# Q1 — Baseline Analysis and Random Forest Regression (Console & Genre → Total Sales)

## Aim
This notebook investigates whether a game’s **console** and **genre** are informative predictors of its **total global sales**.

## Scope (filtered dataset)
To keep the analysis focused and comparable, we restrict the dataset to:
- Consoles: **PS4, XOne, PC**
- Genres: **Action, Sports, Role-Playing, Adventure**

## Approach
1. Load and clean the dataset (remove missing values)
2. Filter to the chosen consoles/genres
3. Compute **baseline mean sales** (simple, interpretable comparison)
4. Train a **Random Forest Regressor** using one-hot encoding
5. Predict which **console–genre combinations** are expected to sell best

In [None]:
import sys
from pathlib import Path

# Repo root is one level above Q1_folder
ROOT = Path().resolve().parent
sys.path.append(str(ROOT / "py"))

DATA_PATH = ROOT / "data" / "VideoGames_Sales.xlsx"

import seaborn as sns
sns.set(style="whitegrid")

from functions import (
    get_data,
    filter_ps4_xone_pc_and_selected_genres,
    baseline_means,
    encode_console_genre,
    train_and_evaluate_rf,
    top_console_genre_predictions
)

## 1) Load and inspect the data

We load the Excel file, keep only the three columns needed for this coursework question,
and remove rows containing missing values. This ensures the model is trained on complete examples.

In [None]:
df = get_data(DATA_PATH)

print("Dataset shape (after selecting columns + dropping NaNs):", df.shape)
df.head()

In [None]:
df.info()

## 2) Filter to the chosen consoles and genres

The coursework question focuses on whether console/genre affect sales.  
To reduce noise and keep comparisons meaningful, we filter to three consoles (PS4, XOne, PC)
and four genres (Action, Sports, Role-Playing, Adventure).

## 3) Baseline: mean sales by category

Before using machine learning, we compute baseline averages:
- Mean sales by **console**
- Mean sales by **genre**
- Mean sales by **console × genre**

This gives a simple reference point to compare with the Random Forest predictions later.

In [None]:
mean_console, mean_genre, mean_console_genre = baseline_means(df, masks)

print("Mean total sales by console:")
display(mean_console)

print("\nMean total sales by genre:")
display(mean_genre)

print("\nMean total sales by console × genre:")
display(mean_console_genre.head(12))

## 4) Train a Random Forest Regressor

### Why Random Forest?
A Random Forest is a strong baseline model for tabular data because it:
- handles non-linear relationships,
- is robust to noise,
- works well with one-hot encoded categorical features,
- and can outperform simple linear models without heavy tuning.

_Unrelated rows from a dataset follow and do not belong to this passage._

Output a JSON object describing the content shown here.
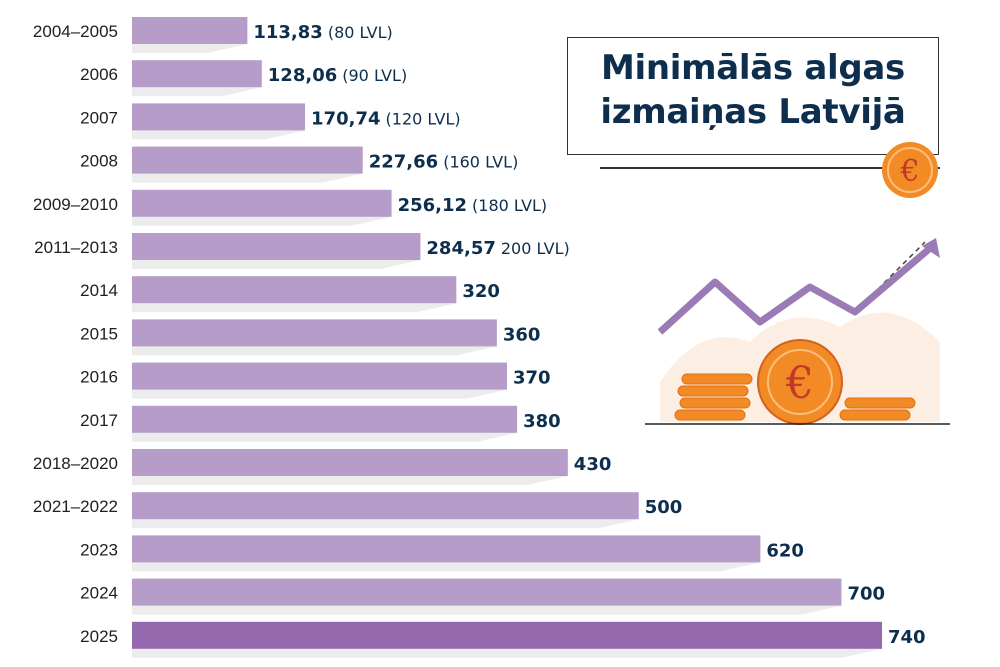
{
  "title": {
    "line1": "Minimālās algas",
    "line2": "izmaiņas Latvijā"
  },
  "icons": {
    "badge": "euro-coin-icon",
    "illustration": "rising-arrow-coins-icon"
  },
  "colors": {
    "bar": "#b69cc8",
    "bar_highlight": "#9469ad",
    "value_text": "#0d2e4d",
    "coin": "#f28a26"
  },
  "chart_data": {
    "type": "bar",
    "orientation": "horizontal",
    "categories": [
      "2004–2005",
      "2006",
      "2007",
      "2008",
      "2009–2010",
      "2011–2013",
      "2014",
      "2015",
      "2016",
      "2017",
      "2018–2020",
      "2021–2022",
      "2023",
      "2024",
      "2025"
    ],
    "values": [
      113.83,
      128.06,
      170.74,
      227.66,
      256.12,
      284.57,
      320,
      360,
      370,
      380,
      430,
      500,
      620,
      700,
      740
    ],
    "value_labels": [
      "113,83",
      "128,06",
      "170,74",
      "227,66",
      "256,12",
      "284,57",
      "320",
      "360",
      "370",
      "380",
      "430",
      "500",
      "620",
      "700",
      "740"
    ],
    "secondary_labels": [
      "(80 LVL)",
      "(90 LVL)",
      "(120 LVL)",
      "(160 LVL)",
      "(180 LVL)",
      "200 LVL)",
      "",
      "",
      "",
      "",
      "",
      "",
      "",
      "",
      ""
    ],
    "highlight_index": 14,
    "xlim": [
      0,
      740
    ],
    "grid": false,
    "legend": "none"
  }
}
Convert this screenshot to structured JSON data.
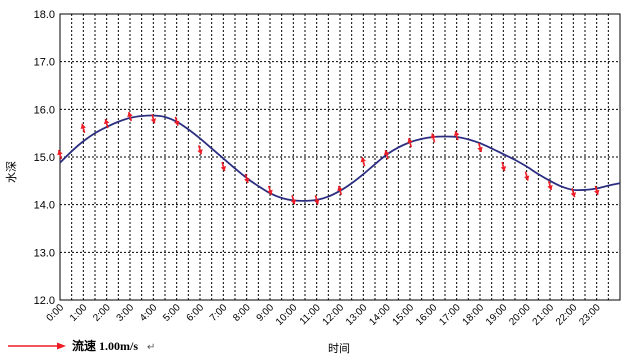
{
  "chart_data": {
    "type": "line",
    "title": "",
    "xlabel": "时间",
    "ylabel": "水深",
    "ylim": [
      12.0,
      18.0
    ],
    "xlim": [
      0,
      24
    ],
    "y_ticks": [
      "12.0",
      "13.0",
      "14.0",
      "15.0",
      "16.0",
      "17.0",
      "18.0"
    ],
    "x_tick_labels": [
      "0:00",
      "1:00",
      "2:00",
      "3:00",
      "4:00",
      "5:00",
      "6:00",
      "7:00",
      "8:00",
      "9:00",
      "10:00",
      "11:00",
      "12:00",
      "13:00",
      "14:00",
      "15:00",
      "16:00",
      "17:00",
      "18:00",
      "19:00",
      "20:00",
      "21:00",
      "22:00",
      "23:00"
    ],
    "grid": "dashed vertical lines at each hour and tick between; dashed horizontal lines at each 1.0",
    "series": [
      {
        "color": "#2b2e80",
        "x": [
          0,
          0.5,
          1,
          1.5,
          2,
          2.5,
          3,
          3.5,
          4,
          4.5,
          5,
          5.5,
          6,
          6.5,
          7,
          7.5,
          8,
          8.5,
          9,
          9.5,
          10,
          10.5,
          11,
          11.5,
          12,
          12.5,
          13,
          13.5,
          14,
          14.5,
          15,
          15.5,
          16,
          16.5,
          17,
          17.5,
          18,
          18.5,
          19,
          19.5,
          20,
          20.5,
          21,
          21.5,
          22,
          22.5,
          23,
          23.5,
          24
        ],
        "values": [
          14.88,
          15.12,
          15.33,
          15.5,
          15.63,
          15.74,
          15.82,
          15.86,
          15.87,
          15.84,
          15.74,
          15.58,
          15.39,
          15.18,
          14.97,
          14.76,
          14.56,
          14.39,
          14.24,
          14.14,
          14.09,
          14.08,
          14.1,
          14.17,
          14.29,
          14.45,
          14.64,
          14.85,
          15.05,
          15.2,
          15.31,
          15.38,
          15.42,
          15.43,
          15.42,
          15.37,
          15.29,
          15.18,
          15.06,
          14.94,
          14.8,
          14.64,
          14.5,
          14.38,
          14.31,
          14.31,
          14.34,
          14.4,
          14.45
        ]
      }
    ],
    "current_vectors": {
      "color": "#ee1c25",
      "unit_label": "流速 1.00m/s",
      "unit_speed": 1.0,
      "items": [
        {
          "t": 0,
          "y": 15.05,
          "direction": "up"
        },
        {
          "t": 1,
          "y": 15.6,
          "direction": "up"
        },
        {
          "t": 2,
          "y": 15.7,
          "direction": "up"
        },
        {
          "t": 3,
          "y": 15.85,
          "direction": "up"
        },
        {
          "t": 4,
          "y": 15.8,
          "direction": "down"
        },
        {
          "t": 5,
          "y": 15.75,
          "direction": "down"
        },
        {
          "t": 6,
          "y": 15.15,
          "direction": "down"
        },
        {
          "t": 7,
          "y": 14.8,
          "direction": "down"
        },
        {
          "t": 8,
          "y": 14.55,
          "direction": "down"
        },
        {
          "t": 9,
          "y": 14.3,
          "direction": "down"
        },
        {
          "t": 10,
          "y": 14.1,
          "direction": "down"
        },
        {
          "t": 11,
          "y": 14.1,
          "direction": "down"
        },
        {
          "t": 12,
          "y": 14.3,
          "direction": "up"
        },
        {
          "t": 13,
          "y": 14.9,
          "direction": "up"
        },
        {
          "t": 14,
          "y": 15.05,
          "direction": "up"
        },
        {
          "t": 15,
          "y": 15.3,
          "direction": "up"
        },
        {
          "t": 16,
          "y": 15.4,
          "direction": "up"
        },
        {
          "t": 17,
          "y": 15.45,
          "direction": "up"
        },
        {
          "t": 18,
          "y": 15.2,
          "direction": "down"
        },
        {
          "t": 19,
          "y": 14.8,
          "direction": "down"
        },
        {
          "t": 20,
          "y": 14.6,
          "direction": "down"
        },
        {
          "t": 21,
          "y": 14.4,
          "direction": "down"
        },
        {
          "t": 22,
          "y": 14.25,
          "direction": "down"
        },
        {
          "t": 23,
          "y": 14.3,
          "direction": "down"
        }
      ]
    }
  },
  "legend": {
    "label": "流速 1.00m/s",
    "suffix": "↵"
  }
}
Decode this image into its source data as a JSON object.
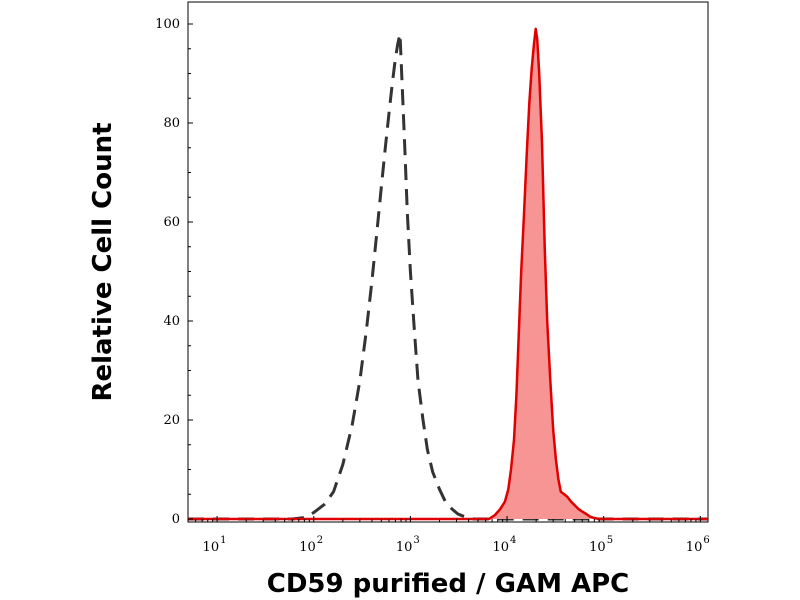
{
  "chart_data": {
    "type": "area",
    "xlabel": "CD59 purified / GAM APC",
    "ylabel": "Relative Cell Count",
    "xscale": "log",
    "xlim": [
      5,
      1200000
    ],
    "ylim": [
      0,
      100
    ],
    "grid": false,
    "legend": "none",
    "y_ticks": [
      0,
      20,
      40,
      60,
      80,
      100
    ],
    "x_ticks": [
      {
        "value": 10,
        "base": "10",
        "exp": "1"
      },
      {
        "value": 100,
        "base": "10",
        "exp": "2"
      },
      {
        "value": 1000,
        "base": "10",
        "exp": "3"
      },
      {
        "value": 10000,
        "base": "10",
        "exp": "4"
      },
      {
        "value": 100000,
        "base": "10",
        "exp": "5"
      },
      {
        "value": 1000000,
        "base": "10",
        "exp": "6"
      }
    ],
    "series": [
      {
        "style": "dashed",
        "color": "#333333",
        "x": [
          5,
          60,
          80,
          100,
          130,
          160,
          200,
          250,
          300,
          350,
          400,
          450,
          500,
          550,
          600,
          650,
          700,
          740,
          780,
          820,
          870,
          930,
          1000,
          1100,
          1200,
          1350,
          1500,
          1700,
          2000,
          2300,
          2700,
          3100,
          3600,
          4500,
          1200000
        ],
        "values": [
          0,
          0,
          0.3,
          1.3,
          3,
          5.5,
          11,
          19,
          28,
          38,
          48,
          58,
          67,
          75,
          82,
          88,
          93,
          96,
          98,
          88,
          76,
          62,
          50,
          38,
          28,
          20,
          14,
          9.5,
          6,
          3.5,
          2,
          1,
          0.5,
          0,
          0
        ]
      },
      {
        "style": "filled",
        "color": "#e00000",
        "fill": "#f79494",
        "x": [
          5,
          6500,
          7500,
          8500,
          9500,
          10300,
          11000,
          11800,
          12500,
          13200,
          14000,
          15000,
          16000,
          17000,
          18000,
          19000,
          19800,
          20500,
          21500,
          23000,
          24500,
          26000,
          28000,
          30000,
          32000,
          34000,
          36000,
          39000,
          42000,
          46000,
          50000,
          55000,
          60000,
          66000,
          72000,
          80000,
          90000,
          1200000
        ],
        "values": [
          0,
          0,
          0.8,
          2,
          3.5,
          6,
          10,
          16,
          25,
          37,
          50,
          62,
          74,
          84,
          91,
          96,
          99,
          97,
          90,
          76,
          55,
          40,
          28,
          18,
          12,
          8,
          5.5,
          5,
          4.5,
          3.5,
          2.8,
          2,
          1.5,
          1,
          0.5,
          0.2,
          0,
          0
        ]
      }
    ]
  }
}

### Feature representation
Console and genre are categorical, so we use **one-hot encoding** to create numeric input features.

In [None]:
x_encoded, y = encode_console_genre(F_DataFrame)

model, results = train_and_evaluate_rf(x_encoded, y)
results

### Interpreting the metrics
- **R²** measures how much of the variance in sales is explained by the model (higher is better).
- **RMSE** measures the typical prediction error in the same units as the target variable (lower is better).

Because we only use two features (console + genre), we should not expect perfect performance.
Sales are influenced by many other factors (marketing, franchise popularity, release timing, reviews, etc.).

## 5) Predict the best console–genre combinations

Finally, we create all possible console–genre combinations present in the filtered data,
encode them in the same feature space as training, and predict expected total sales.

In [None]:
top_combos = top_console_genre_predictions(model, F_DataFrame, x_encoded.columns, top_n=12)
top_combos

In [None]:
import matplotlib.pyplot as plt

mean_console.plot(kind="bar")
plt.title("Mean Total Sales by Console (Filtered)")
plt.ylabel("total_sales(mil)")
plt.show()

In [None]:
pivot = mean_console_genre.pivot(index="console", columns="genre", values="total_sales(mil)")
pivot.plot(kind="bar")
plt.title("Mean Total Sales by Console × Genre (Filtered)")
plt.ylabel("total_sales(mil)")
plt.show()

## Conclusion (Q1)

- Baseline means provide an interpretable first look at which consoles and genres tend to sell best on average.
- A Random Forest trained only on **console** and **genre** can capture some predictive structure,
  but performance is limited because many important sales drivers are not included.
- The top predicted console–genre combinations provide an ML-based estimate of what might be expected to sell best,
  which can be compared against the baseline mean rankings.